Our President, Reverend Richard Freeman, wanted to share with you and our larger constituency the attached statement on the newly designated Juneteenth national holiday. The statement reflects the joy and gratitude that we all feel that June 19th is now a national holiday, but provides a necessary reminder that “like July 4th, June 19th is a road marker, not a terminus, in the journey to full citizenship by people of African descent. ”
We hope that you will read and reflect on Reverend Freeman’s statement below, or download it here.

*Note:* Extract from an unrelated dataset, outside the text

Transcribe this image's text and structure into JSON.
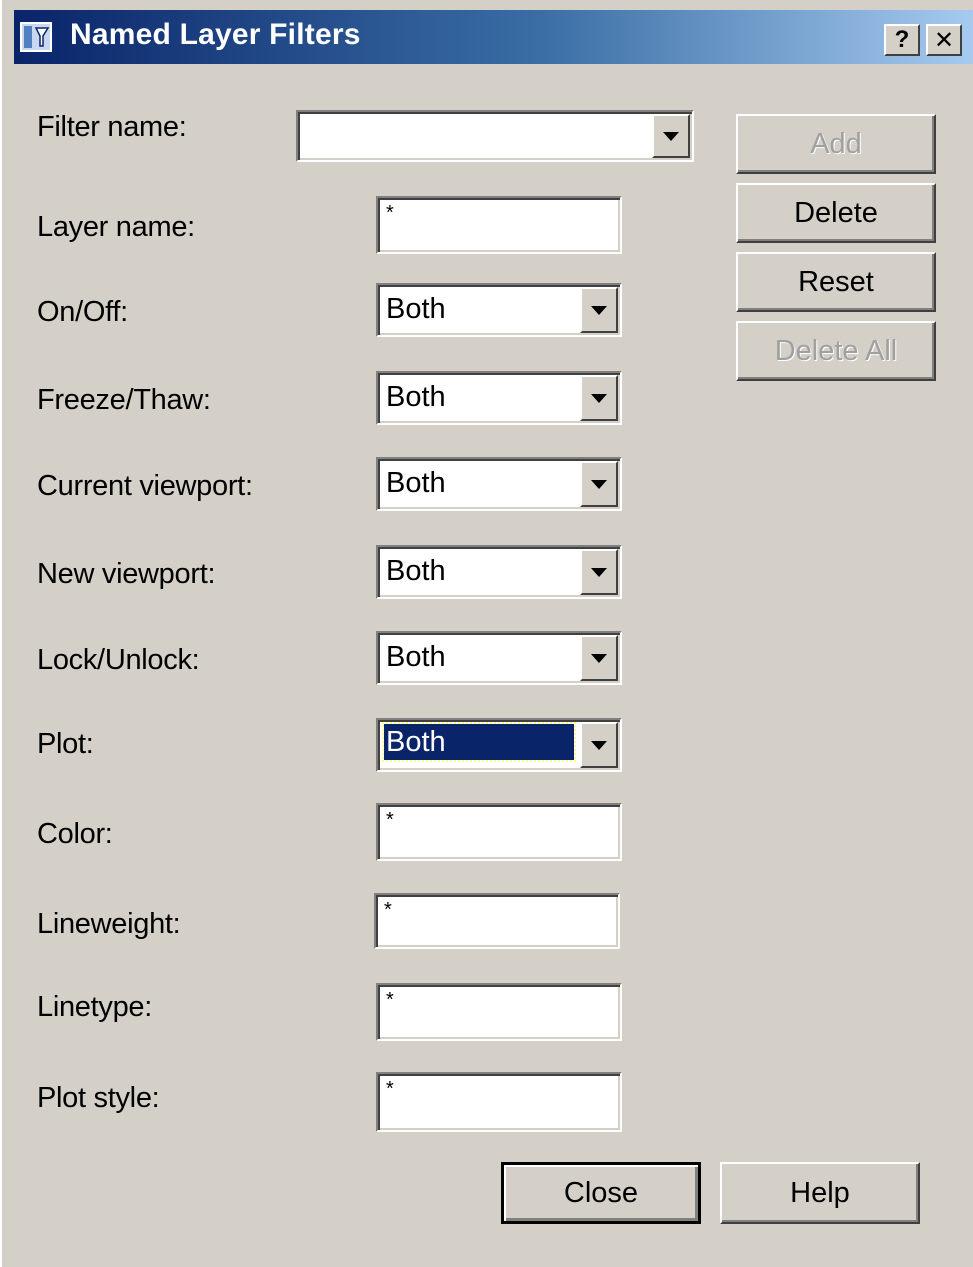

Thanks for Juneteenth!: Continuing to Remedy the American Historical Narrative
By the stroke of his pen, President Joseph Biden affirmed the law passed by the United States House of Representatives designating June 19th, Juneteenth, as the twelfth Federal Holiday. We the people of the Pennsylvania Interfaith Impact Network (PIIN) offer our full support for the designation. That said, it is an imperative to understand at least three realities remain intact. Namely, the designation does not obfuscate the need to teach the unvarnished truth of what is the meaning of Juneteenth. Secondly, the designation is a recognition that, like July 4th, June 19th is a road marker, not a terminus, in the journey to full citizenship for people of African descent. Thirdly, the ending of the privatized chattel system left solidly intact a public chattel system demanding the work of PIIN and any entity committed to justice.

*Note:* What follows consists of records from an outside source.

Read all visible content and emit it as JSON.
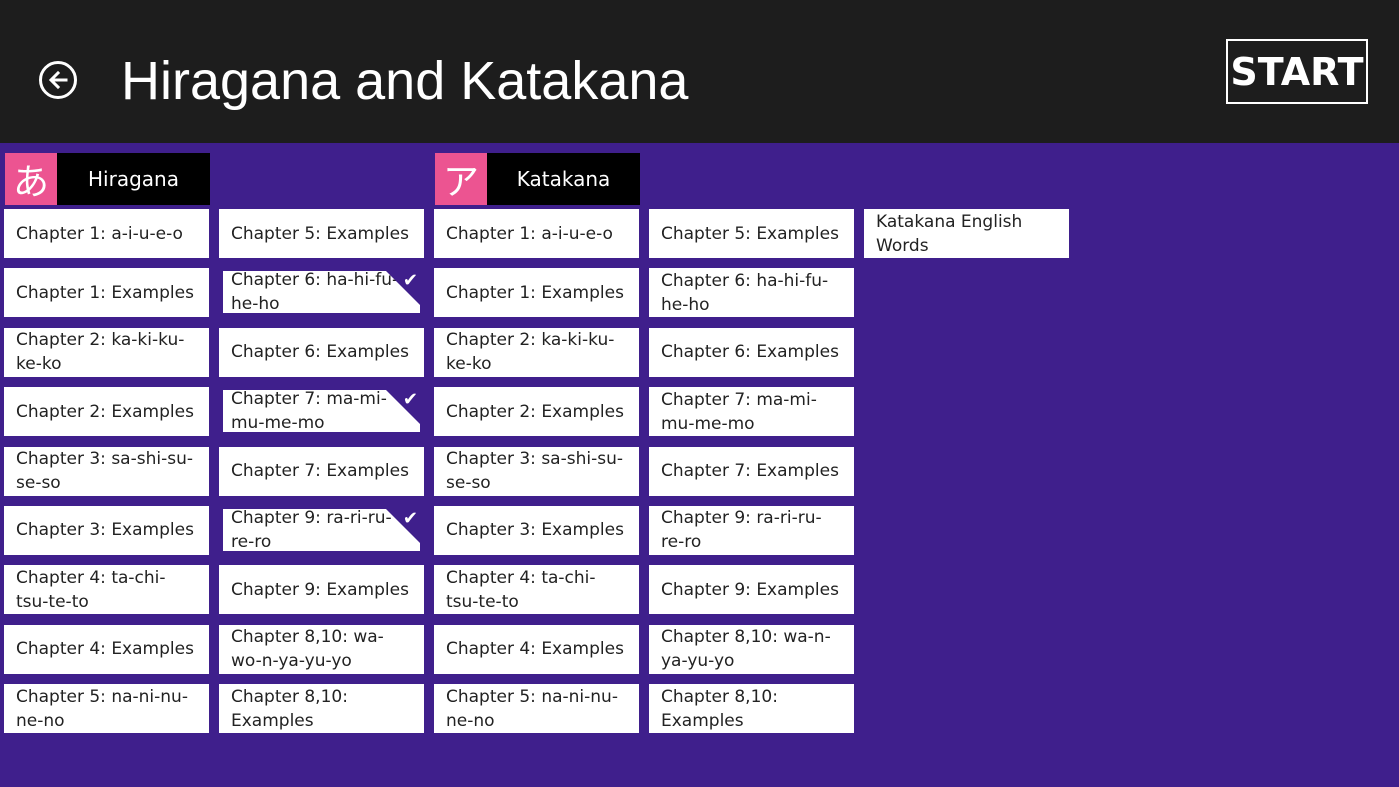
{
  "header": {
    "title": "Hiragana and Katakana",
    "start_label": "START"
  },
  "sections": {
    "hiragana": {
      "glyph": "あ",
      "label": "Hiragana"
    },
    "katakana": {
      "glyph": "ア",
      "label": "Katakana"
    }
  },
  "colors": {
    "background": "#3f1f8c",
    "topbar": "#1d1d1d",
    "accent": "#ec5491"
  },
  "hiragana_col1": [
    "Chapter 1: a-i-u-e-o",
    "Chapter 1: Examples",
    "Chapter 2: ka-ki-ku-ke-ko",
    "Chapter 2: Examples",
    "Chapter 3: sa-shi-su-se-so",
    "Chapter 3: Examples",
    "Chapter 4: ta-chi-tsu-te-to",
    "Chapter 4: Examples",
    "Chapter 5: na-ni-nu-ne-no"
  ],
  "hiragana_col2": [
    "Chapter 5: Examples",
    "Chapter 6: ha-hi-fu-he-ho",
    "Chapter 6: Examples",
    "Chapter 7: ma-mi-mu-me-mo",
    "Chapter 7: Examples",
    "Chapter 9: ra-ri-ru-re-ro",
    "Chapter 9: Examples",
    "Chapter 8,10: wa-wo-n-ya-yu-yo",
    "Chapter 8,10: Examples"
  ],
  "katakana_col1": [
    "Chapter 1: a-i-u-e-o",
    "Chapter 1: Examples",
    "Chapter 2: ka-ki-ku-ke-ko",
    "Chapter 2: Examples",
    "Chapter 3: sa-shi-su-se-so",
    "Chapter 3: Examples",
    "Chapter 4: ta-chi-tsu-te-to",
    "Chapter 4: Examples",
    "Chapter 5: na-ni-nu-ne-no"
  ],
  "katakana_col2": [
    "Chapter 5: Examples",
    "Chapter 6: ha-hi-fu-he-ho",
    "Chapter 6: Examples",
    "Chapter 7: ma-mi-mu-me-mo",
    "Chapter 7: Examples",
    "Chapter 9: ra-ri-ru-re-ro",
    "Chapter 9: Examples",
    "Chapter 8,10: wa-n-ya-yu-yo",
    "Chapter 8,10: Examples"
  ],
  "katakana_col3": [
    "Katakana English Words"
  ],
  "checked": {
    "hiragana_col2": [
      1,
      3,
      5
    ]
  },
  "icons": {
    "back": "back-arrow-icon",
    "check": "checkmark-icon"
  }
}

By the stroke of his pen, President Abraham Lincoln by affixing his signature to the Emancipation Proclamation declared all enslaved people in states rebellious to the Union would be declared free on January 1, 1863. Two and a half years later, almost two months after the surrender of the Confederate Army In Virginia, Union General Gordon Granger led soldiers into Galveston, Texas to inform still enslaved people they were free from private chattel systems. That day was June 19, 1865, the first Juneteenth. It has been celebrated in many states since the late 1800’s. President Biden’s pen simply cosigned at the federal level what many states were already celebrating.
By the stroke of their pens, 56 land-owning (most slave owning) white men affixed their signatures to the Declaration of Independence which was adopted on July 4, 1776. The Declaration was aspirational. It expressed the hopes of a subset of oppressed people. June 19th does the same for the oppressed people of African descent. There should be no delusion that a federal holiday is the nirvana moment for the oppressed. It is not! It is, however, another road marker in the continuing journey to remedying the American historical narrative. Each is left to vision how large or miniscule the designation is, but a road marker is undeniable.

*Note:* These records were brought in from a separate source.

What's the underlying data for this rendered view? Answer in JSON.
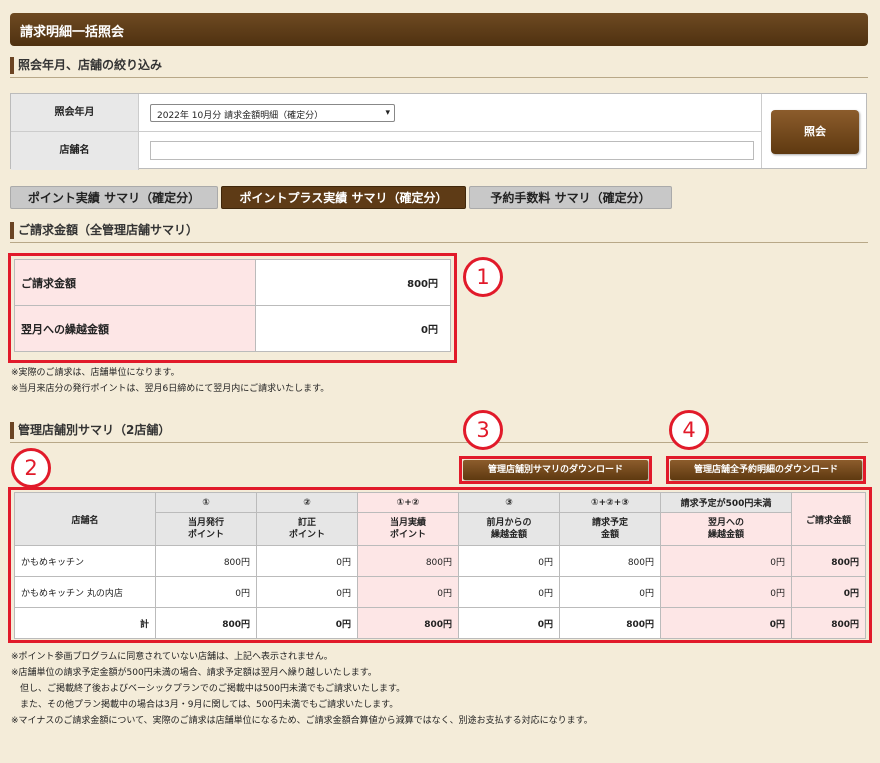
{
  "page_title": "請求明細一括照会",
  "filter_section": {
    "heading": "照会年月、店舗の絞り込み",
    "period_label": "照会年月",
    "period_value": "2022年 10月分 請求金額明細（確定分）",
    "store_label": "店舗名",
    "store_value": "",
    "query_button": "照会"
  },
  "tabs": [
    {
      "label": "ポイント実績 サマリ（確定分）",
      "active": false
    },
    {
      "label": "ポイントプラス実績 サマリ（確定分）",
      "active": true
    },
    {
      "label": "予約手数料 サマリ（確定分）",
      "active": false
    }
  ],
  "summary_section": {
    "heading": "ご請求金額（全管理店舗サマリ）",
    "rows": [
      {
        "label": "ご請求金額",
        "value": "800円"
      },
      {
        "label": "翌月への繰越金額",
        "value": "0円"
      }
    ],
    "notes": [
      "※実際のご請求は、店舗単位になります。",
      "※当月来店分の発行ポイントは、翌月6日締めにて翌月内にご請求いたします。"
    ]
  },
  "store_section": {
    "heading": "管理店舗別サマリ（2店舗）",
    "download_summary": "管理店舗別サマリのダウンロード",
    "download_detail": "管理店舗全予約明細のダウンロード",
    "header_store": "店舗名",
    "header_groups": [
      "①",
      "②",
      "①+②",
      "③",
      "①+②+③",
      "請求予定が500円未満"
    ],
    "header_subs": [
      "当月発行\nポイント",
      "訂正\nポイント",
      "当月実績\nポイント",
      "前月からの\n繰越金額",
      "請求予定\n金額",
      "翌月への\n繰越金額"
    ],
    "header_claim": "ご請求金額",
    "rows": [
      {
        "name": "かもめキッチン",
        "values": [
          "800円",
          "0円",
          "800円",
          "0円",
          "800円",
          "0円",
          "800円"
        ]
      },
      {
        "name": "かもめキッチン 丸の内店",
        "values": [
          "0円",
          "0円",
          "0円",
          "0円",
          "0円",
          "0円",
          "0円"
        ]
      }
    ],
    "total": {
      "name": "計",
      "values": [
        "800円",
        "0円",
        "800円",
        "0円",
        "800円",
        "0円",
        "800円"
      ]
    },
    "notes": [
      "※ポイント参画プログラムに同意されていない店舗は、上記へ表示されません。",
      "※店舗単位の請求予定金額が500円未満の場合、請求予定額は翌月へ繰り越しいたします。",
      "　但し、ご掲載終了後およびベーシックプランでのご掲載中は500円未満でもご請求いたします。",
      "　また、その他プラン掲載中の場合は3月・9月に関しては、500円未満でもご請求いたします。",
      "※マイナスのご請求金額について、実際のご請求は店舗単位になるため、ご請求金額合算値から減算ではなく、別途お支払する対応になります。"
    ]
  },
  "annotations": [
    "1",
    "2",
    "3",
    "4"
  ],
  "colors": {
    "brand_brown": "#5e3b16",
    "highlight_red": "#e11a2a",
    "pink_cell": "#fde6e6",
    "background": "#f4ecd9"
  }
}
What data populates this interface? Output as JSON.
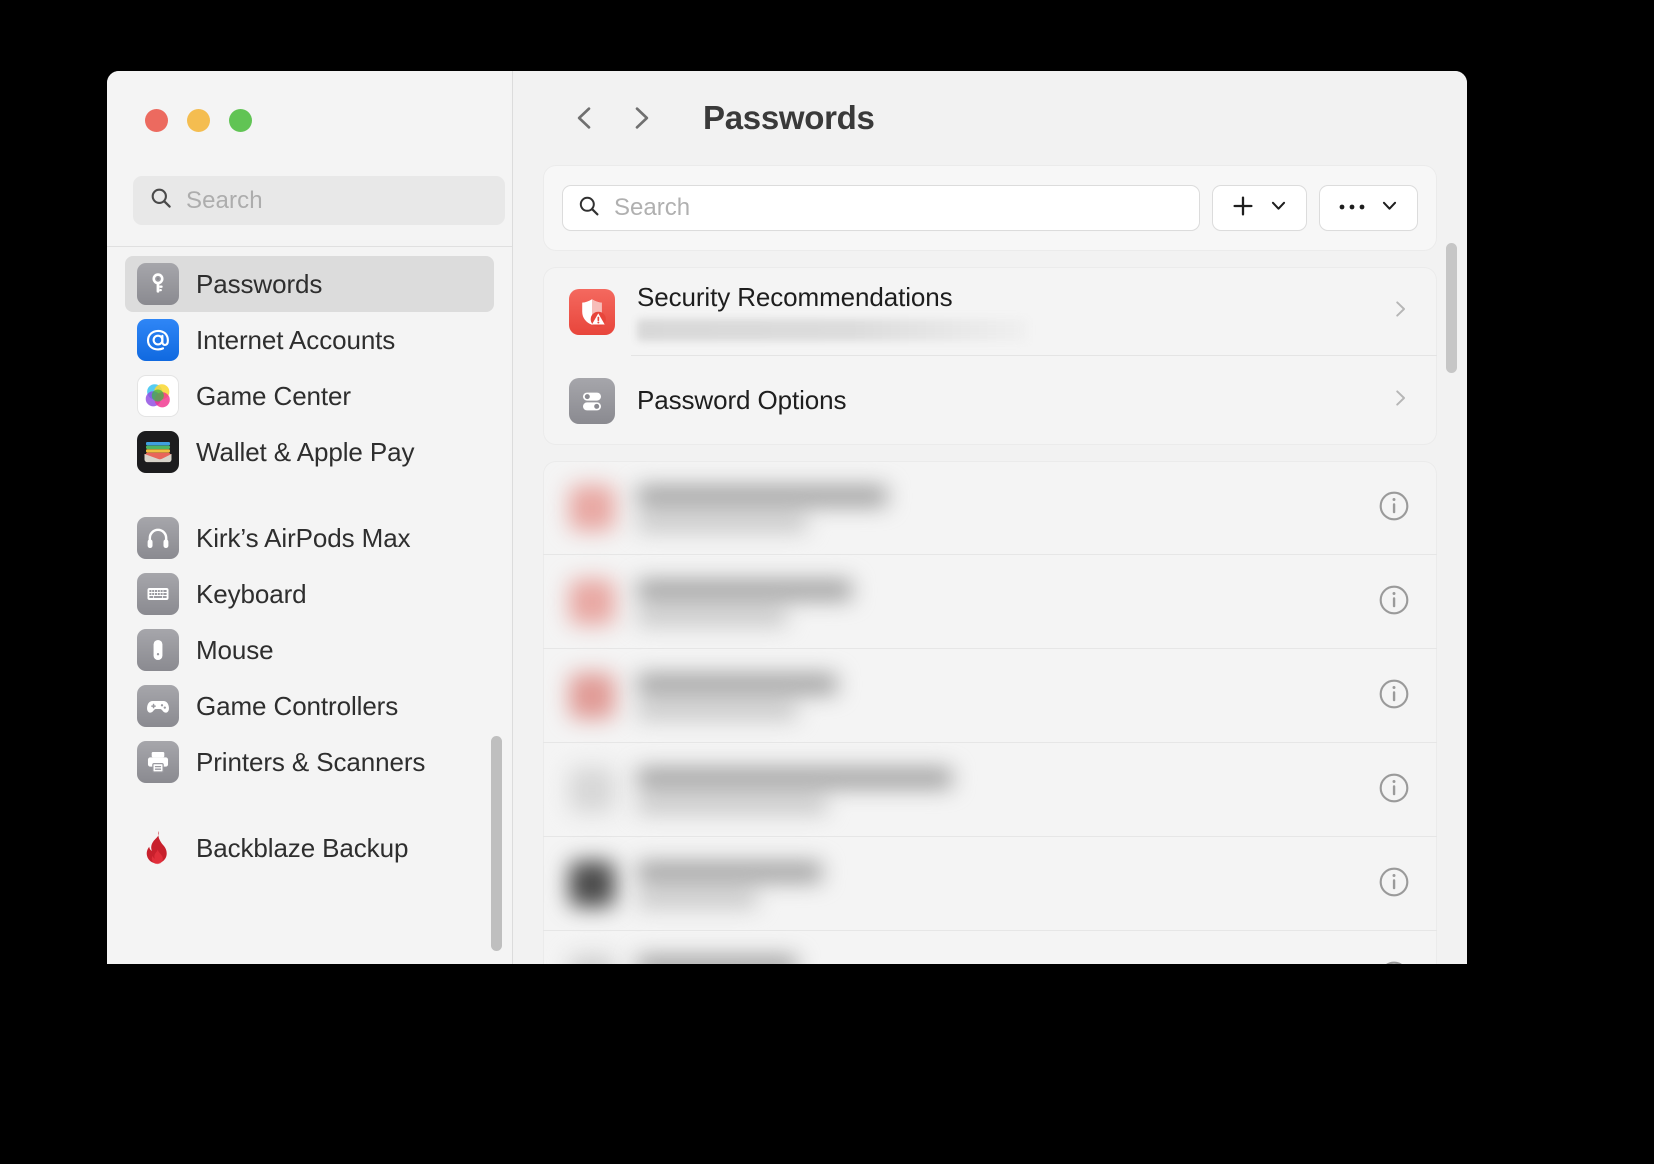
{
  "window": {
    "traffic_lights": [
      {
        "name": "close",
        "color": "#ec6a5f"
      },
      {
        "name": "minimize",
        "color": "#f4bd50"
      },
      {
        "name": "zoom",
        "color": "#61c454"
      }
    ]
  },
  "sidebar": {
    "search": {
      "placeholder": "Search",
      "value": "",
      "icon": "search-icon"
    },
    "groups": [
      {
        "items": [
          {
            "label": "Passwords",
            "icon": "key-icon",
            "icon_style": "ic-gray",
            "selected": true
          },
          {
            "label": "Internet Accounts",
            "icon": "at-sign-icon",
            "icon_style": "ic-blue",
            "selected": false
          },
          {
            "label": "Game Center",
            "icon": "game-center-icon",
            "icon_style": "ic-white",
            "selected": false
          },
          {
            "label": "Wallet & Apple Pay",
            "icon": "wallet-icon",
            "icon_style": "ic-black",
            "selected": false
          }
        ]
      },
      {
        "items": [
          {
            "label": "Kirk’s AirPods Max",
            "icon": "headphones-icon",
            "icon_style": "ic-gray",
            "selected": false
          },
          {
            "label": "Keyboard",
            "icon": "keyboard-icon",
            "icon_style": "ic-gray",
            "selected": false
          },
          {
            "label": "Mouse",
            "icon": "mouse-icon",
            "icon_style": "ic-gray",
            "selected": false
          },
          {
            "label": "Game Controllers",
            "icon": "gamepad-icon",
            "icon_style": "ic-gray",
            "selected": false
          },
          {
            "label": "Printers & Scanners",
            "icon": "printer-icon",
            "icon_style": "ic-gray",
            "selected": false
          }
        ]
      },
      {
        "items": [
          {
            "label": "Backblaze Backup",
            "icon": "backblaze-flame-icon",
            "icon_style": "ic-plain",
            "selected": false
          }
        ]
      }
    ]
  },
  "header": {
    "back_icon": "chevron-left-icon",
    "forward_icon": "chevron-right-icon",
    "title": "Passwords"
  },
  "toolbar": {
    "search": {
      "placeholder": "Search",
      "value": "",
      "icon": "search-icon"
    },
    "add_button": {
      "icon": "plus-icon",
      "menu_icon": "chevron-down-icon"
    },
    "more_button": {
      "icon": "ellipsis-icon",
      "menu_icon": "chevron-down-icon"
    }
  },
  "options_card": {
    "rows": [
      {
        "title": "Security Recommendations",
        "icon": "shield-warning-icon",
        "icon_style": "ic-red",
        "has_blurred_subtitle": true,
        "chevron": "chevron-right-icon"
      },
      {
        "title": "Password Options",
        "icon": "toggles-icon",
        "icon_style": "ic-gray",
        "has_blurred_subtitle": false,
        "chevron": "chevron-right-icon"
      }
    ]
  },
  "password_list": {
    "redacted": true,
    "rows": [
      {
        "favicon_color": "#e8a7a2",
        "title_width": 250,
        "sub_width": 170,
        "info_icon": "info-icon"
      },
      {
        "favicon_color": "#e8a7a2",
        "title_width": 215,
        "sub_width": 150,
        "info_icon": "info-icon"
      },
      {
        "favicon_color": "#e09a95",
        "title_width": 200,
        "sub_width": 160,
        "info_icon": "info-icon"
      },
      {
        "favicon_color": "#d7d7d7",
        "title_width": 315,
        "sub_width": 190,
        "info_icon": "info-icon"
      },
      {
        "favicon_color": "#4a4a4a",
        "title_width": 185,
        "sub_width": 120,
        "info_icon": "info-icon"
      },
      {
        "favicon_color": "#cfcfcf",
        "title_width": 160,
        "sub_width": 110,
        "info_icon": "info-icon"
      }
    ]
  },
  "colors": {
    "window_bg": "#f2f2f2",
    "sidebar_bg": "#f4f4f4",
    "selected_row": "#dcdcdc",
    "accent_red": "#e8453b",
    "text_primary": "#1e1e1e"
  }
}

By the stroke of his pen, President Abraham Lincoln affirmed the law passed by the United States House of Representatives passing the Thirteenth Amendment to the United States Constitution on January 31, 1865, a little over two years after the Emancipation Proclamation and six months before the first Juneteenth. The Thirteenth Amendment codified a public chattel system (prison system) which is still in full affect today.
We the people of PIIN are thankful to President Biden and the United States House of Representatives for recognizing the significance of Juneteenth in the pathway to full citizenship for those of the African Diaspora. It is hope future legislation will receive the stroke of his pen on this such as a universal living wage, universal healthcare, free education from kindergarten through undergraduate degree, just to name a few.